Adam Fogelson, chairman of Universal Pictures, told Deadline, "The question putting 'Fast Five' and 'Fast Six' together for us was: Can we take it out of being a pure car culture movie and into being a true action franchise in the spirit of those great heist films made 10 or 15 years ago?"
The answer, it seems, was to give screenwriter Chris Morgan, the man behind the well-received Angelina Jolie–James McAvoy spy thriller 'Wanted,' a little bit of free reign to carve out the fifth and sixth films as part of his new production deal at Universal with an eye toward shaking the franchise up.
'Fast Five' begins the transition. Following Dwayne "The Rock" Johnson as a federal agent tracking on-the-run Paul Walker and Vin Diesel, the film is much less about car culture than the previous films. "We've heard so many people say, 'I've never seen one, and I've never wanted to see one,' about the 'Fast' franchise," Fogelson said. "So if these movies were still about street racing, there was probably a ceiling on how many people would buy tickets. We wanted to see if we could raise it out of about racing and make car driving ability just a part of the movie, like those great chases in 'The French Connection,' 'The Bourne Identity,' 'The Italian Job.'"

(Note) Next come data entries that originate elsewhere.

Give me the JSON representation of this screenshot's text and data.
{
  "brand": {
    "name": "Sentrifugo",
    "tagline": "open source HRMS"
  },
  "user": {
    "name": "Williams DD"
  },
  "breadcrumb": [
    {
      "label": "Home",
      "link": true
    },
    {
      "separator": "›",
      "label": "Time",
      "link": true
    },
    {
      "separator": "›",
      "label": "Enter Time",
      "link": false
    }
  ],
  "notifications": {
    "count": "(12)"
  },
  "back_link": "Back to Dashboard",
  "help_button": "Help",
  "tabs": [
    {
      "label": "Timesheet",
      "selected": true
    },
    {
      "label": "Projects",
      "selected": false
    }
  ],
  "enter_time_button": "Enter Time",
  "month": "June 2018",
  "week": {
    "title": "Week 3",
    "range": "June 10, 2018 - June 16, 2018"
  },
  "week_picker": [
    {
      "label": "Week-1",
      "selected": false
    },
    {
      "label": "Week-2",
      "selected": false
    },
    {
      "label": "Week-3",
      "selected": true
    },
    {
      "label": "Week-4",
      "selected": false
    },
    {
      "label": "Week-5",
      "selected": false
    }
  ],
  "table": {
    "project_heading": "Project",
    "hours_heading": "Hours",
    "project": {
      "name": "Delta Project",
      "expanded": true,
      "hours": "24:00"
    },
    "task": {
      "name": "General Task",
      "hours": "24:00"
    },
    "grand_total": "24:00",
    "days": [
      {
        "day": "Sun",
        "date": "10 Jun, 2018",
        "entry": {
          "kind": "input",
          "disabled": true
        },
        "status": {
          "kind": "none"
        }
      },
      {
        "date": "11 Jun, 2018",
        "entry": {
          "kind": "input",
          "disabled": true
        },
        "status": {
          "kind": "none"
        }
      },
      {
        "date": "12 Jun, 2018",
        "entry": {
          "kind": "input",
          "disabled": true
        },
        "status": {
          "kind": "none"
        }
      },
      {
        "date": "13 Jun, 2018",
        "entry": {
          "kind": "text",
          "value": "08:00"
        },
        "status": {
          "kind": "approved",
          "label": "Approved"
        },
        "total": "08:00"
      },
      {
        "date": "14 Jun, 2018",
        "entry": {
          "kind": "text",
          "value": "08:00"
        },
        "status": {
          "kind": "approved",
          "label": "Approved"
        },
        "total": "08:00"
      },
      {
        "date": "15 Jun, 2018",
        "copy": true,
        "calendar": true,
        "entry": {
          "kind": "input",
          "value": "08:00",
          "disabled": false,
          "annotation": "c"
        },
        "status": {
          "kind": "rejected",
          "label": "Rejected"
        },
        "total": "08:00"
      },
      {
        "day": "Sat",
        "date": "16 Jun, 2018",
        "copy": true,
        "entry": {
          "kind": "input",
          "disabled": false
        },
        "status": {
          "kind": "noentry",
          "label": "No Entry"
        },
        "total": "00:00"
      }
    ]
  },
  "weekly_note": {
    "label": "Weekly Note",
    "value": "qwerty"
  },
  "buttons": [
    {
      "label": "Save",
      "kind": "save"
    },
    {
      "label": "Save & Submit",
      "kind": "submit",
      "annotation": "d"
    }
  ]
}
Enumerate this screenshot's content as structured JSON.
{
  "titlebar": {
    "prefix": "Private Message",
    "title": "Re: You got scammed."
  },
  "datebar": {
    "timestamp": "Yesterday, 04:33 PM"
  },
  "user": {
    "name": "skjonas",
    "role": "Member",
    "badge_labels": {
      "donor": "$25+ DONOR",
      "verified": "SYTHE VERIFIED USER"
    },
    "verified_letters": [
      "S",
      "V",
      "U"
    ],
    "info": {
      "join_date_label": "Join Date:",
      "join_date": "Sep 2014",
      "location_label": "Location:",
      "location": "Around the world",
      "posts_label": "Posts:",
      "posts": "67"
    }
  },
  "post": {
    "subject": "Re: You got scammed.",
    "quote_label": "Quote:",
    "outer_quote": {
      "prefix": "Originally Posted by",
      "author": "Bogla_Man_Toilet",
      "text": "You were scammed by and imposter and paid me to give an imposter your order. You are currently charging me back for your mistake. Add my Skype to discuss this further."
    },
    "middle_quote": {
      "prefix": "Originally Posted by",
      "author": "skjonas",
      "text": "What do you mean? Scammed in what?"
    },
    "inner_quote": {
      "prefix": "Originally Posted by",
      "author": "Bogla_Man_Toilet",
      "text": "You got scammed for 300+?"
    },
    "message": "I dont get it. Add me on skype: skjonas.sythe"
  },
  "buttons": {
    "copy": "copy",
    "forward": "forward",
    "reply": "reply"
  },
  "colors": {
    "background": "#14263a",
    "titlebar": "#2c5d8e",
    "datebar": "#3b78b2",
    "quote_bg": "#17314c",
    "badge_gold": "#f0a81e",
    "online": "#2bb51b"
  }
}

The 'Fast' films have been a major cash cow for Universal, grossing nearly $490 million domestically and another $464 million overseas. The last film in the franchise, 2009's 'Fast and Furious,' is the series' biggest box office hit so far, and 'Fast Five' is already performing far better than expected in the select foreign markets it has already opened in, grossing $24 million out of the gate.
Messing with a sure thing is always a risk, but it looks like Universal has cooked up the right formula to keep its well-oiled 'Fast' franchise from running out of gas anytime soon.